Replace Profile.name with the profile name you are manipulating. Then, replace the/path/to/bin/with the actual path to the executable file. For example, use/bin/ping to replace the ping configuration file

AppArmor profiles is simple text files located in/etc/apparmor.d/. The files is named after the full path to the executable they profiles replacing the "/" with "." For example/etc/apparmor.d/bin.ping are the AppArmor profile for the/bin/ping command.

There are two main types of rules in a configuration file

• Path entry: Specifies which files in the file system are accessible to an application.

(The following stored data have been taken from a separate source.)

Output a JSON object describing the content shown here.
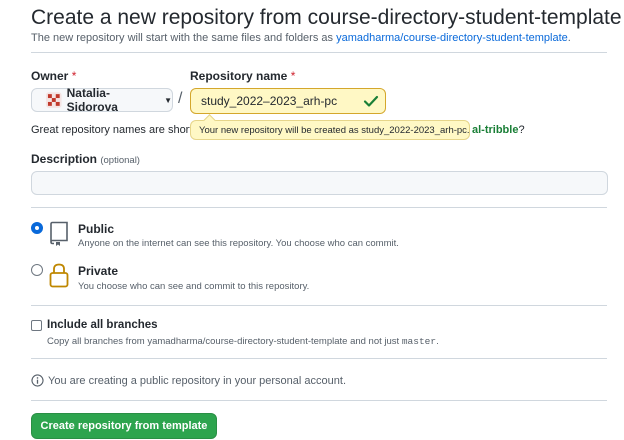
{
  "header": {
    "title": "Create a new repository from course-directory-student-template",
    "subtitle_prefix": "The new repository will start with the same files and folders as ",
    "template_link": "yamadharma/course-directory-student-template",
    "subtitle_suffix": "."
  },
  "owner": {
    "label": "Owner",
    "required_mark": "*",
    "value": "Natalia-Sidorova"
  },
  "repo": {
    "label": "Repository name",
    "required_mark": "*",
    "value": "study_2022–2023_arh-pc",
    "separator": "/",
    "tooltip": "Your new repository will be created as study_2022-2023_arh-pc."
  },
  "names_hint": {
    "text": "Great repository names are short",
    "suggestion": "al-tribble",
    "suffix": "?"
  },
  "description": {
    "label": "Description",
    "optional": "(optional)",
    "value": ""
  },
  "visibility": {
    "selected": "public",
    "public": {
      "title": "Public",
      "desc": "Anyone on the internet can see this repository. You choose who can commit."
    },
    "private": {
      "title": "Private",
      "desc": "You choose who can see and commit to this repository."
    }
  },
  "branches": {
    "label": "Include all branches",
    "desc_prefix": "Copy all branches from yamadharma/course-directory-student-template and not just ",
    "desc_code": "master",
    "desc_suffix": "."
  },
  "info": {
    "text": "You are creating a public repository in your personal account."
  },
  "submit": {
    "label": "Create repository from template"
  },
  "colors": {
    "accent": "#0969da",
    "primary_button": "#2da44e",
    "tooltip_bg": "#fff8c5",
    "success": "#1a7f37"
  }
}
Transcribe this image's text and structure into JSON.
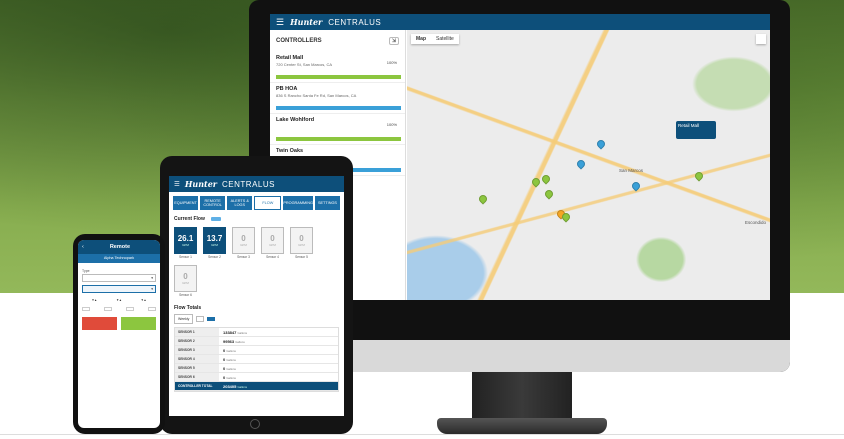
{
  "colors": {
    "brand": "#0d4f7a",
    "accent": "#1c6fa8",
    "green": "#8cc63f",
    "blue": "#3aa0d8",
    "orange": "#f5a623",
    "red": "#e04b3a"
  },
  "monitor": {
    "app": {
      "brand": "Hunter",
      "product": "CENTRALUS"
    },
    "controllers_title": "CONTROLLERS",
    "controllers": [
      {
        "name": "Retail Mall",
        "address": "720 Center St, San Marcos, CA",
        "percent": "100%",
        "status_color": "#8cc63f"
      },
      {
        "name": "PB HOA",
        "address": "836 S Rancho Santa Fe Rd, San Marcos, CA",
        "percent": "",
        "status_color": "#3aa0d8"
      },
      {
        "name": "Lake Wohlford",
        "address": "",
        "percent": "100%",
        "status_color": "#8cc63f"
      },
      {
        "name": "Twin Oaks",
        "address": "",
        "percent": "",
        "status_color": "#3aa0d8"
      }
    ],
    "map_tabs": [
      "Map",
      "Satellite"
    ],
    "map_labels": [
      "San Marcos",
      "Escondido"
    ],
    "tooltip": {
      "name": "Retail Mall"
    }
  },
  "tablet": {
    "app": {
      "brand": "Hunter",
      "product": "CENTRALUS"
    },
    "tabs": [
      "EQUIPMENT",
      "REMOTE CONTROL",
      "ALERTS & LOGS",
      "FLOW",
      "PROGRAMMING",
      "SETTINGS"
    ],
    "current_flow_title": "Current Flow",
    "current_flow_pill": "",
    "sensors": [
      {
        "value": "26.1",
        "unit": "GPM",
        "label": "Sensor 1",
        "active": true
      },
      {
        "value": "13.7",
        "unit": "GPM",
        "label": "Sensor 2",
        "active": true
      },
      {
        "value": "0",
        "unit": "GPM",
        "label": "Sensor 3",
        "active": false
      },
      {
        "value": "0",
        "unit": "GPM",
        "label": "Sensor 4",
        "active": false
      },
      {
        "value": "0",
        "unit": "GPM",
        "label": "Sensor 5",
        "active": false
      },
      {
        "value": "0",
        "unit": "GPM",
        "label": "Sensor 6",
        "active": false
      }
    ],
    "flow_totals_title": "Flow Totals",
    "totals_period": "Weekly",
    "totals_range": "",
    "totals_button": "",
    "totals": [
      {
        "label": "SENSOR 1",
        "value": "133847",
        "unit": "Gallons"
      },
      {
        "label": "SENSOR 2",
        "value": "99563",
        "unit": "Gallons"
      },
      {
        "label": "SENSOR 3",
        "value": "0",
        "unit": "Gallons"
      },
      {
        "label": "SENSOR 4",
        "value": "0",
        "unit": "Gallons"
      },
      {
        "label": "SENSOR 5",
        "value": "0",
        "unit": "Gallons"
      },
      {
        "label": "SENSOR 6",
        "value": "0",
        "unit": "Gallons"
      }
    ],
    "total_row": {
      "label": "CONTROLLER TOTAL",
      "value": "203405",
      "unit": "Gallons"
    }
  },
  "phone": {
    "title": "Remote",
    "subtitle": "Alpha Technopark",
    "type_label": "Type",
    "type_value": "",
    "mode_label": "",
    "mode_value": "",
    "chips": [
      "",
      "",
      "",
      ""
    ],
    "stop_label": "",
    "start_label": ""
  }
}
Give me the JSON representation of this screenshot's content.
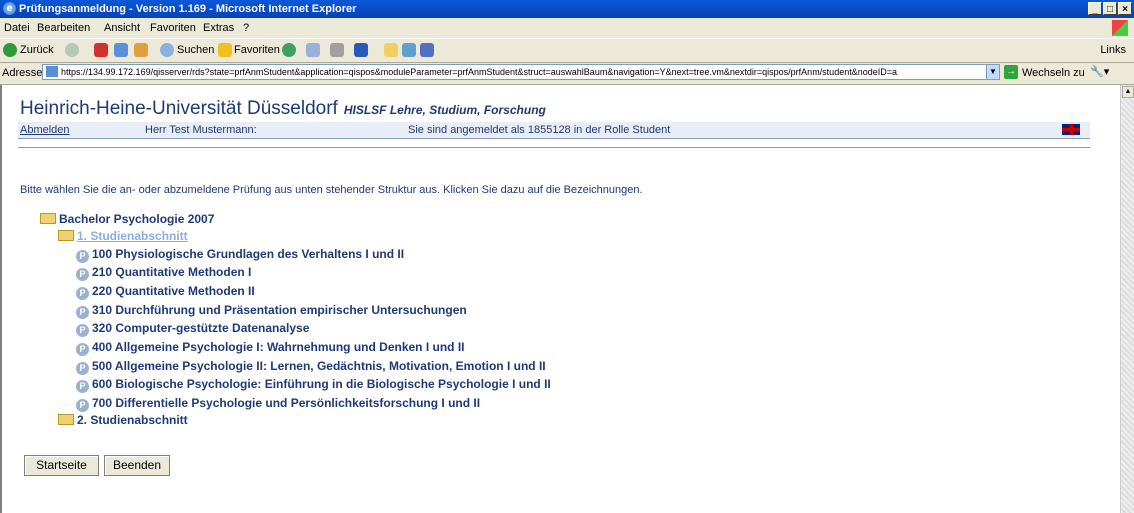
{
  "window": {
    "title": "Prüfungsanmeldung - Version 1.169 - Microsoft Internet Explorer",
    "controls": [
      "_",
      "□",
      "×"
    ]
  },
  "menubar": {
    "items": [
      "Datei",
      "Bearbeiten",
      "Ansicht",
      "Favoriten",
      "Extras",
      "?"
    ]
  },
  "toolbar": {
    "back_label": "Zurück",
    "search_label": "Suchen",
    "favorites_label": "Favoriten",
    "links_label": "Links"
  },
  "addressbar": {
    "label": "Adresse",
    "url": "https://134.99.172.169/qisserver/rds?state=prfAnmStudent&application=qispos&moduleParameter=prfAnmStudent&struct=auswahlBaum&navigation=Y&next=tree.vm&nextdir=qispos/prfAnm/student&nodeID=a",
    "go_label": "Wechseln zu"
  },
  "page": {
    "university": "Heinrich-Heine-Universität Düsseldorf",
    "subtitle": "HISLSF Lehre, Studium, Forschung",
    "logout": "Abmelden",
    "user": "Herr Test Mustermann:",
    "login_info": "Sie sind angemeldet als 1855128 in der Rolle Student",
    "instruction": "Bitte wählen Sie die an- oder abzumeldene Prüfung aus unten stehender Struktur aus. Klicken Sie dazu auf die Bezeichnungen.",
    "tree": {
      "root": "Bachelor Psychologie 2007",
      "section1": "1. Studienabschnitt",
      "exams": [
        "100 Physiologische Grundlagen des Verhaltens I und II",
        "210 Quantitative Methoden I",
        "220 Quantitative Methoden II",
        "310 Durchführung und Präsentation empirischer Untersuchungen",
        "320 Computer-gestützte Datenanalyse",
        "400 Allgemeine Psychologie I: Wahrnehmung und Denken I und II",
        "500 Allgemeine Psychologie II: Lernen, Gedächtnis, Motivation, Emotion I und II",
        "600 Biologische Psychologie: Einführung in die Biologische Psychologie I und II",
        "700 Differentielle Psychologie und Persönlichkeitsforschung I und II"
      ],
      "section2": "2. Studienabschnitt"
    },
    "buttons": {
      "start": "Startseite",
      "end": "Beenden"
    }
  }
}
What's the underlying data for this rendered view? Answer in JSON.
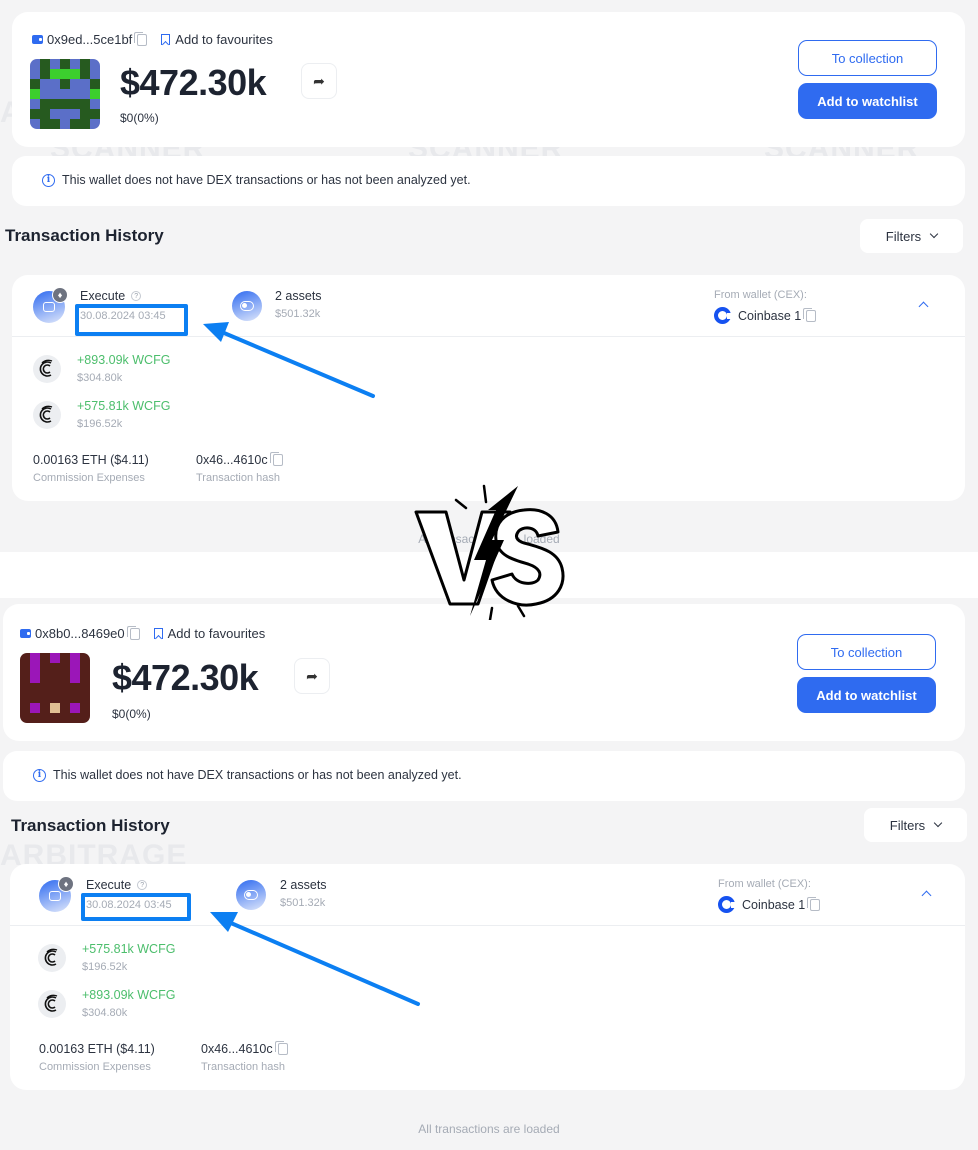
{
  "panels": [
    {
      "id": "a",
      "wallet": {
        "address": "0x9ed...5ce1bf",
        "favourites_label": "Add to favourites",
        "balance": "$472.30k",
        "change": "$0(0%)",
        "avatar": {
          "palette": [
            "#5b6fc8",
            "#265a1f",
            "#3ccf2e"
          ],
          "grid": [
            [
              0,
              1,
              0,
              1,
              0,
              1,
              0
            ],
            [
              0,
              1,
              2,
              2,
              2,
              1,
              0
            ],
            [
              1,
              0,
              0,
              1,
              0,
              0,
              1
            ],
            [
              2,
              0,
              0,
              0,
              0,
              0,
              2
            ],
            [
              0,
              1,
              1,
              1,
              1,
              1,
              0
            ],
            [
              1,
              1,
              0,
              0,
              0,
              1,
              1
            ],
            [
              0,
              1,
              1,
              0,
              1,
              1,
              0
            ]
          ]
        },
        "buttons": {
          "collection": "To collection",
          "watchlist": "Add to watchlist"
        }
      },
      "notice": "This wallet does not have DEX transactions or has not been analyzed yet.",
      "history_title": "Transaction History",
      "filters_label": "Filters",
      "transaction": {
        "type": "Execute",
        "help": "?",
        "datetime": "30.08.2024 03:45",
        "assets_count": "2 assets",
        "assets_value": "$501.32k",
        "from_label": "From wallet (CEX):",
        "from_wallet": "Coinbase 1",
        "tokens": [
          {
            "amount": "+893.09k WCFG",
            "value": "$304.80k"
          },
          {
            "amount": "+575.81k WCFG",
            "value": "$196.52k"
          }
        ],
        "fee": "0.00163 ETH ($4.11)",
        "fee_label": "Commission Expenses",
        "hash": "0x46...4610c",
        "hash_label": "Transaction hash"
      },
      "footer": "All transactions are loaded"
    },
    {
      "id": "b",
      "wallet": {
        "address": "0x8b0...8469e0",
        "favourites_label": "Add to favourites",
        "balance": "$472.30k",
        "change": "$0(0%)",
        "avatar": {
          "palette": [
            "#541f1a",
            "#9b16b8",
            "#e0bf93"
          ],
          "grid": [
            [
              0,
              1,
              0,
              1,
              0,
              1,
              0
            ],
            [
              0,
              1,
              0,
              0,
              0,
              1,
              0
            ],
            [
              0,
              1,
              0,
              0,
              0,
              1,
              0
            ],
            [
              0,
              0,
              0,
              0,
              0,
              0,
              0
            ],
            [
              0,
              0,
              0,
              0,
              0,
              0,
              0
            ],
            [
              0,
              1,
              0,
              2,
              0,
              1,
              0
            ],
            [
              0,
              0,
              0,
              0,
              0,
              0,
              0
            ]
          ]
        },
        "buttons": {
          "collection": "To collection",
          "watchlist": "Add to watchlist"
        }
      },
      "notice": "This wallet does not have DEX transactions or has not been analyzed yet.",
      "history_title": "Transaction History",
      "filters_label": "Filters",
      "transaction": {
        "type": "Execute",
        "help": "?",
        "datetime": "30.08.2024 03:45",
        "assets_count": "2 assets",
        "assets_value": "$501.32k",
        "from_label": "From wallet (CEX):",
        "from_wallet": "Coinbase 1",
        "tokens": [
          {
            "amount": "+575.81k WCFG",
            "value": "$196.52k"
          },
          {
            "amount": "+893.09k WCFG",
            "value": "$304.80k"
          }
        ],
        "fee": "0.00163 ETH ($4.11)",
        "fee_label": "Commission Expenses",
        "hash": "0x46...4610c",
        "hash_label": "Transaction hash"
      },
      "footer": "All transactions are loaded"
    }
  ],
  "watermark": {
    "line1": "ARBITRAGE",
    "line2": "SCANNER"
  },
  "overlay": {
    "vs_label": "VS",
    "annotation_color": "#0c7ff2"
  },
  "colors": {
    "accent": "#2f6bf0",
    "positive": "#4cbe6c",
    "muted": "#a5abb5",
    "highlight": "#0c7ff2"
  }
}
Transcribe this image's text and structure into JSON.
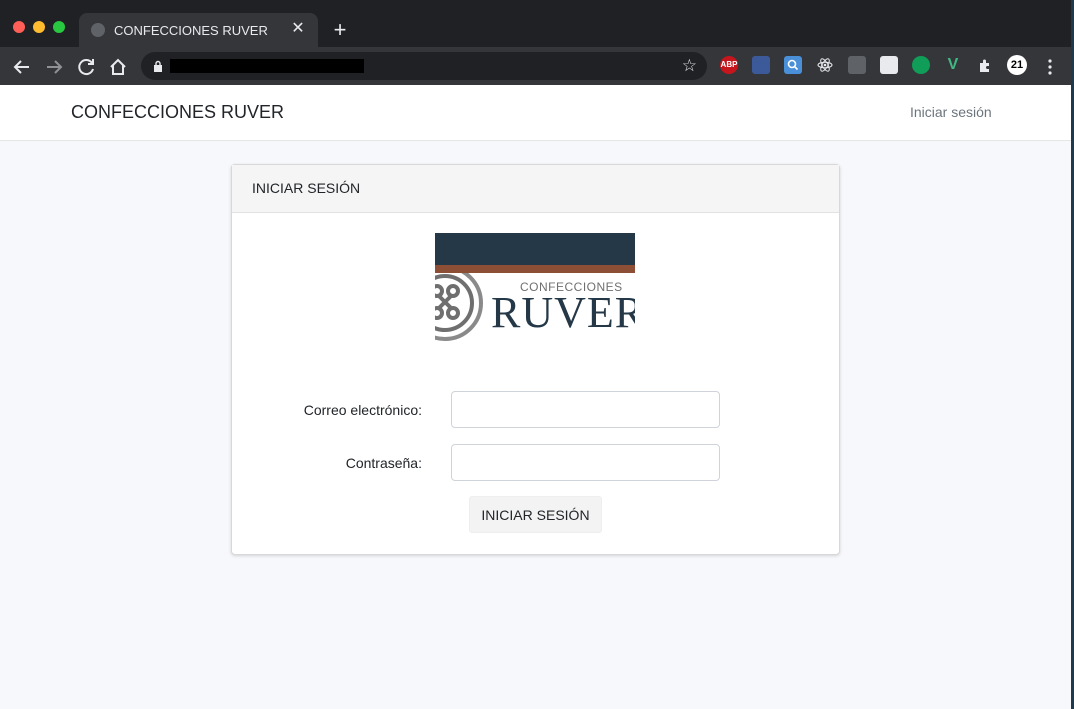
{
  "browser": {
    "tab_title": "CONFECCIONES RUVER",
    "tab_close": "✕",
    "new_tab": "+",
    "ext_abp": "ABP",
    "ext_badge": "21"
  },
  "colors": {
    "accent_dark": "#253847",
    "accent_brown": "#8c4e34"
  },
  "navbar": {
    "brand": "CONFECCIONES RUVER",
    "login_link": "Iniciar sesión"
  },
  "card": {
    "header": "INICIAR SESIÓN",
    "logo": {
      "small_text": "CONFECCIONES",
      "big_text": "RUVER"
    },
    "form": {
      "email_label": "Correo electrónico:",
      "email_value": "",
      "password_label": "Contraseña:",
      "password_value": "",
      "submit_label": "INICIAR SESIÓN"
    }
  },
  "icons": [
    "back-icon",
    "forward-icon",
    "reload-icon",
    "home-icon",
    "lock-icon",
    "star-icon",
    "extensions-icon",
    "menu-icon",
    "button-logo-icon"
  ]
}
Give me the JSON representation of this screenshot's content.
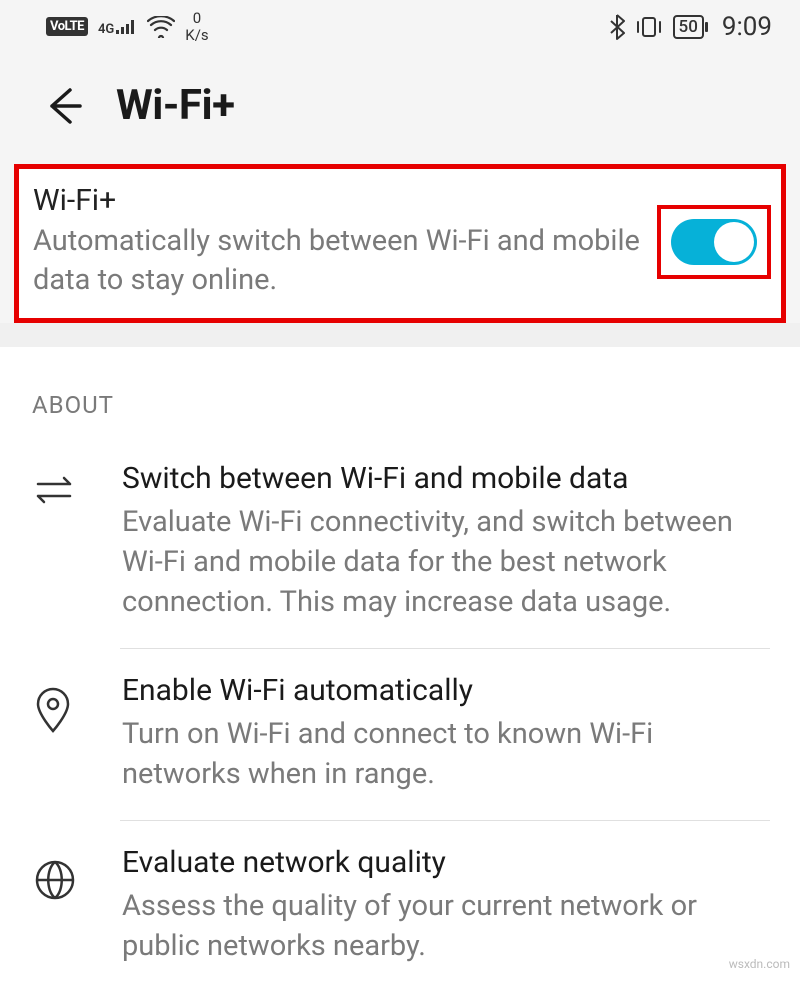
{
  "status": {
    "volte": "VoLTE",
    "net_gen": "4G",
    "speed_num": "0",
    "speed_unit": "K/s",
    "battery": "50",
    "time": "9:09"
  },
  "header": {
    "title": "Wi-Fi+"
  },
  "main_toggle": {
    "title": "Wi-Fi+",
    "desc": "Automatically switch between Wi-Fi and mobile data to stay online.",
    "enabled": true
  },
  "about": {
    "label": "ABOUT",
    "items": [
      {
        "icon": "arrows-icon",
        "title": "Switch between Wi-Fi and mobile data",
        "desc": "Evaluate Wi-Fi connectivity, and switch between Wi-Fi and mobile data for the best network connection. This may increase data usage."
      },
      {
        "icon": "location-icon",
        "title": "Enable Wi-Fi automatically",
        "desc": "Turn on Wi-Fi and connect to known Wi-Fi networks when in range."
      },
      {
        "icon": "globe-icon",
        "title": "Evaluate network quality",
        "desc": "Assess the quality of your current network or public networks nearby."
      }
    ]
  },
  "watermark": "wsxdn.com"
}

• Capability Entries:determine What privileges a confined process was allowed to use.

As an example, look at/etc/apparmor.d/bin.ping:

#include <tunables/global>/bin/ping flags= (complain) {  #include <abstractions/base>  #include <abstractions/consoles>  #include <abstractions/nameservice>  capability Net_raw,  Capability setuid,  network inet Raw,    /bin/ping mixr,  /etc/modules.conf R,}

• #include <tunables/global>: contains a declaration from a different file. This allows related claims from different applications to be placed in the same file.

• /bin/ping flags= (Complain): path to the profiled program, also setting the mode to complain.

• Capability Net_raw: Allows the program to have the ability to connect Cap_net_raw posix.1e.

• /bin/ping MIXR: Allows the application to read and execute the file.

The configuration file must be re-loaded after editing the configuration file. See Using AppArmor to get details creating a configuration file

• Design a test plan: Try to think about how the application will work. The test plan can be decomposed into small test cases. For each test case, you should have a brief description and list the steps that should be taken.

  Some of the standard test cases are:

  • Start the program.

  • Stop the program.

  • Reload the program.

  • Test all the commands supported by the Init script.

• Generate new profile: Use Aa-genprof to generate a new configuration file. In Terminal input:

  sudo aa-genprof executable

  For example:

  sudo aa-genprof slapd

• To have your profile included in the Apparmor-profiles package, send a bug report to AppArmor on Launchpad:

  • Contains your test plans and test cases.

  • Attach your new configuration file to the bug report.

Update configuration file

When the program is misbehaving, audit messages was sent to the log files. The program Aa-logprof can is used to scan log files for AppArmor audit messages, review them and update the profiles. From a terminal:

sudo aa-logprof

Resources

• You can find advanced configuration options in the AppArmor Administration Guide.

• See AppArmor Community Wiki For detailed usage of AppArmor in other Ubuntu distributions

• The OpenSUSE AppArmor page is another introduction to AppArmor.

• The #ubuntu-server IRC chat channel on freenode is a great place to seek apparmor help and participate in the Ubuntu server community.